Au début du XXe siècle, le domaine est acheté par le docteur Le Savoureux, psychiatre et fondateur de la Société Chateaubriand. Grâce à lui, la vallée renaît. Elle est fréquentée par des écrivains, des hommes politiques et des artistes, comme Paul Léautaud, Edouard Herriot ou Paul Valéry. Jean Fautrier s’installe en 1945 dans la propriété de l’île Verte, toute proche, qui avait été acquise en 1852 par Jules Barbier.
Un site de traditions horticoles
Entre 1856 et 1857 s’installent au fond de la vallée deux horticulteurs, Jean-Baptiste Paillet et Jean-Gabriel Croux. Ils vont y fonder des pépinières de renommée internationale. Cette activité s’est perpétuée jusqu’en 1986, date à laquelle le département a racheté ce qui constitue actuellement l’arboretum du parc de la Vallée aux loups.
Mais l’histoire horticole du site, qui a eu une importance capitale dans le devenir de la vallée en empêchant notamment l’urbanisation des terrains, comprend d’autres établissements : Busson-Dumas, Jobert et Naudin, Baumann…
Un paysage rural aux portes de Paris
L'ensemble formé par les différentes propriétés qui composent le parc de la Vallée aux loups reste miraculeusement évocateur d’une forme d’habitat révolu : les grandes demeures nobles et bourgeoises aux abords de Paris dans un environnement végétal et naturel.

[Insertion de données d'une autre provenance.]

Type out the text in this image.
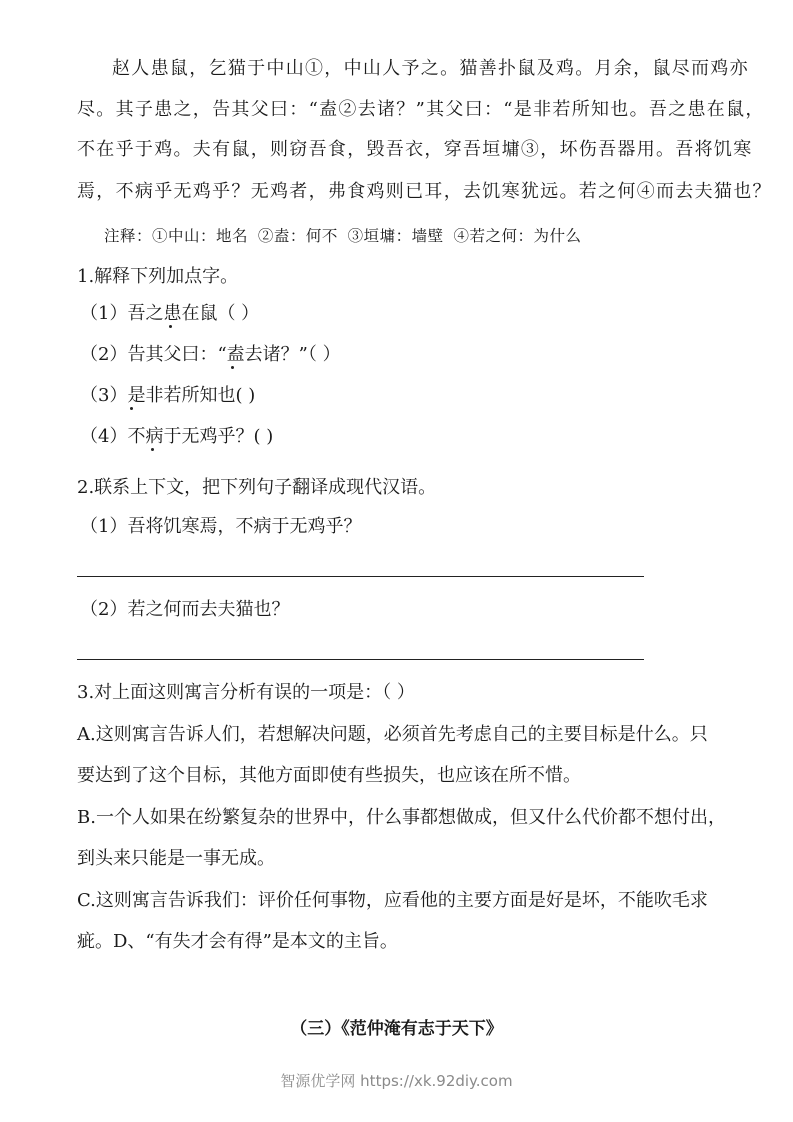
赵人患鼠，乞猫于中山①，中山人予之。猫善扑鼠及鸡。月余，鼠尽而鸡亦
尽。其子患之，告其父曰：“盍②去诸？”其父曰：“是非若所知也。吾之患在鼠，
不在乎于鸡。夫有鼠，则窃吾食，毁吾衣，穿吾垣墉③，坏伤吾器用。吾将饥寒
焉，不病乎无鸡乎？无鸡者，弗食鸡则已耳，去饥寒犹远。若之何④而去夫猫也？
注释：①中山：地名 ②盍：何不 ③垣墉：墙壁 ④若之何：为什么
1.解释下列加点字。
（1）吾之患在鼠（ ）
（2）告其父曰：“盍去诸？”（ ）
（3）是非若所知也( )
（4）不病于无鸡乎？( )
2.联系上下文，把下列句子翻译成现代汉语。
（1）吾将饥寒焉，不病于无鸡乎？
（2）若之何而去夫猫也？
3.对上面这则寓言分析有误的一项是：（ ）
A.这则寓言告诉人们，若想解决问题，必须首先考虑自己的主要目标是什么。只
要达到了这个目标，其他方面即使有些损失，也应该在所不惜。
B.一个人如果在纷繁复杂的世界中，什么事都想做成，但又什么代价都不想付出，
到头来只能是一事无成。
C.这则寓言告诉我们：评价任何事物，应看他的主要方面是好是坏，不能吹毛求
疵。D、“有失才会有得”是本文的主旨。
（三）《范仲淹有志于天下》
智源优学网 https://xk.92diy.com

La rue Chateaubriand, bordée de talus où la végétation pousse spontanément, renforce cette ambiance "champêtre".
De plus, le parc boisé entourant le cœur du site, avec ses coteaux et vallons couverts de futaies et de taillis entrecoupés de vastes clairières, constitue un espace naturel intact et qui s'avère d’une richesse extraordinaire.
D'un site morcelé à un espace cohérent : un projet ambitieux
La tempête du 26 décembre 1999 a occasionné des dégâts considérables : les boisements ont été endommagés, des lisières ont disparu, des ambiances ont été radicalement modifiées.
La richesse du site tient en grande partie à sa topographie, à la complexité du relief, à la raideur de certaines pentes qui offrent des points de vue exceptionnels, permettant en quelques mètres de faire l’expérience d’une promenade très contrastée, allant d’espaces largement découverts à des paysages encaissés et sombres. Les trouées visuelles créées par la tempête ont redonné de l’évidence à cette réalité.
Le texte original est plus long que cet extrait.